Rafael Torres – La utopía contra el WhatsApp


MADRID, 24 (OTR/PRESS)

Pío Baroja puso en labios de Eugenio de Aviraneta, el guerrillero y agente liberal del primer tercio del XIX que inspiró sus «Memorias de un hombre de acción», un pensamiento turbador: «No hay pueblo que pueda tener un gobierno de hombres justos. Tendría que haber un medio social sano, cuerdo, en perfecto equilibrio. Es decir, que para sostener una utopía habría que inventar otra».
El pesimismo antropológico, político, social, no es, pues, exclusivo de la derecha, si bien ésta vive y se nutre de él, negando y aborreciendo toda utopía. Hoy se debate en el Congreso de los Diputados sobre el estado de la nación, y pues en la Carrera de San Jerónimo el debate siempre nace del sectarismo y muere, paradójicamente, en el corporativismo más cerrado y atroz, poca dilucidación puede esperarse de los asuntos que nos afligen. No obstante, y dando por sentado y probado que el actual no es un Gobierno de hombres justos, los paisanos podríamos preguntarnos por nuestra cuenta qué tal andamos de salud moral, de cordura y de equilibrio.

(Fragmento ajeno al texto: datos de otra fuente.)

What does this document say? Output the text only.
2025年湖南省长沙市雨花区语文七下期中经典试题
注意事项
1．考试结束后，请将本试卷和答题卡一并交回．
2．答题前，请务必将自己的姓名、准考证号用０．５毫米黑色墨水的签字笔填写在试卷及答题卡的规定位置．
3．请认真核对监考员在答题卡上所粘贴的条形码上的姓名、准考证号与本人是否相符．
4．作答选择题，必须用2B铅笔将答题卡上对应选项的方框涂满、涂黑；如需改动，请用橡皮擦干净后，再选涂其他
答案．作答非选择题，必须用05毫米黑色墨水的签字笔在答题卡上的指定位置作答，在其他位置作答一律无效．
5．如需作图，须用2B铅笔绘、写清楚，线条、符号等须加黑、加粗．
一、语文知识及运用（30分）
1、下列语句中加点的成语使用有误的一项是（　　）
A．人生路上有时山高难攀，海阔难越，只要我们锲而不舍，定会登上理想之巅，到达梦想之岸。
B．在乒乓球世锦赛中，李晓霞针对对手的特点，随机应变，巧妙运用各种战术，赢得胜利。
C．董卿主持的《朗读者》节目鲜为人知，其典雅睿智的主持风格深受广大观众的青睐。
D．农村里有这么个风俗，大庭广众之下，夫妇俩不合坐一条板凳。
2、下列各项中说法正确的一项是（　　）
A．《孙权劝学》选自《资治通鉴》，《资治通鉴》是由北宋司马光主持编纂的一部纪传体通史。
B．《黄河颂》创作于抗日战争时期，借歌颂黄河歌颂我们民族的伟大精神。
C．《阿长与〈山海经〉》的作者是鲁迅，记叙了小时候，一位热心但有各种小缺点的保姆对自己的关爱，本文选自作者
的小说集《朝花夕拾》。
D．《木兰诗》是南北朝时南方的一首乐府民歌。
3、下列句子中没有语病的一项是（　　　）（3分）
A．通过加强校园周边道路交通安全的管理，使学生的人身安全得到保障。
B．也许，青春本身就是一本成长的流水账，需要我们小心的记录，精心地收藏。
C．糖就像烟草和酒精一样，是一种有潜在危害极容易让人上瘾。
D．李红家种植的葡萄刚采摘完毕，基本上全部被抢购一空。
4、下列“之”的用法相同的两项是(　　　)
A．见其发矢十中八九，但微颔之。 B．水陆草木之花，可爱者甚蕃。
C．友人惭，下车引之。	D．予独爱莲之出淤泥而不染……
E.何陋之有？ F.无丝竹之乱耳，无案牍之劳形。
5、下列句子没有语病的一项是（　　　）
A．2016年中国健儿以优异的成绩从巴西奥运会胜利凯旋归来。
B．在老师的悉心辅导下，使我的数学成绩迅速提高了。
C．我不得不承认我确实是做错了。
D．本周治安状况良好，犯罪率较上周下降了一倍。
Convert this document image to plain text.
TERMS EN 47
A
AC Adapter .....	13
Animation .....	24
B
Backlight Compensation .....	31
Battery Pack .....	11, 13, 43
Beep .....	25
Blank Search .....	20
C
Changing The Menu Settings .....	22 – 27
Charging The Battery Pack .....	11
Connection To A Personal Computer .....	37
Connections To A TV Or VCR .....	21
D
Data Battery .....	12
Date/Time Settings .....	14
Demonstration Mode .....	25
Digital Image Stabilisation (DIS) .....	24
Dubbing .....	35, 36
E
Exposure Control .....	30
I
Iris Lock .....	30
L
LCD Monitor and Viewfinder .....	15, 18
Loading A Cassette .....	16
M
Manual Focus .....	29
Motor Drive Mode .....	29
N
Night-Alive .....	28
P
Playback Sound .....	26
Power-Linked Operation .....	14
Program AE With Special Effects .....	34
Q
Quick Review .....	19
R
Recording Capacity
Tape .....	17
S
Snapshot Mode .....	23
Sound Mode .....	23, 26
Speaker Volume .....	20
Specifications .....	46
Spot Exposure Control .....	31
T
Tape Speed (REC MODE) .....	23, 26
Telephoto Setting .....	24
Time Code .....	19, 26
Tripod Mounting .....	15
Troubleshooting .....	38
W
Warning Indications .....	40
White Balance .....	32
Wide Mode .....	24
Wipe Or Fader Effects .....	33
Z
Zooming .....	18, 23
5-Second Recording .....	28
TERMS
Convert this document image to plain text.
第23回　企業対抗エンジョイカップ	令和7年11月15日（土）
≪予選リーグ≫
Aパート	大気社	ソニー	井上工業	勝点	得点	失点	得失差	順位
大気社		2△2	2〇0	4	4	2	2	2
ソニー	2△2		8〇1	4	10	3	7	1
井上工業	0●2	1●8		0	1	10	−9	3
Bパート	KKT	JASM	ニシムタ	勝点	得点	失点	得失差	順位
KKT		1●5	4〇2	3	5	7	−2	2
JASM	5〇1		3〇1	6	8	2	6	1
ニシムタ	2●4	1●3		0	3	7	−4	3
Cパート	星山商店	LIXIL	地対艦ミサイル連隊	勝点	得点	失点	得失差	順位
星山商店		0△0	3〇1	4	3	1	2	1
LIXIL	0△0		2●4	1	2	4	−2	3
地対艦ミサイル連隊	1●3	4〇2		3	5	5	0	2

De los gobiernos, y de los políticos en general, no cabe esperar que le digan a la gente lo que no quiere oír. Incluso el ejecutivo de Rajoy, que le hace a la gente lo que ésta no quiere que le hagan, elude la transcripción de las sevicias al lenguaje oral. Sin embargo, y pues la perfidia o la marcianidad de los gobernantes tienen bastante que ver con los votos de la gente, debiera ser ella quien se lo hiciera mirar y debatiera de veras, a calzón quitado, sobre el estado de la nación que compone y sobre la nación misma.
Así, por ejemplo, y por mencionar sólo una de las últimas sandeces nacidas en el «medio social», ¿hay algún adarme de salubridad, de cordura y de equilibrio en el hecho de que el 70% de los usuarios del automóvil valoren más la «conectividad» del vehículo que su mecánica, su robustez o su seguridad? ¡Conectividad! Que los coches sean la prolongación del paupérrimo mundo del WhatsApp y de todas las majaderías tecnológicas con que se le saca los cuartos a la gente. Aunque se estrelle y se mate uno con la distracción.
En el pesimismo lúcido de Baroja/Aviraneta hay, por lúcido precisamente, un fondo de esperanza loca: ¿Por qué no ir a por dos utopías, si es menester? A juzgar por el estado de la nación, lo mismo habría que ir a por media docena.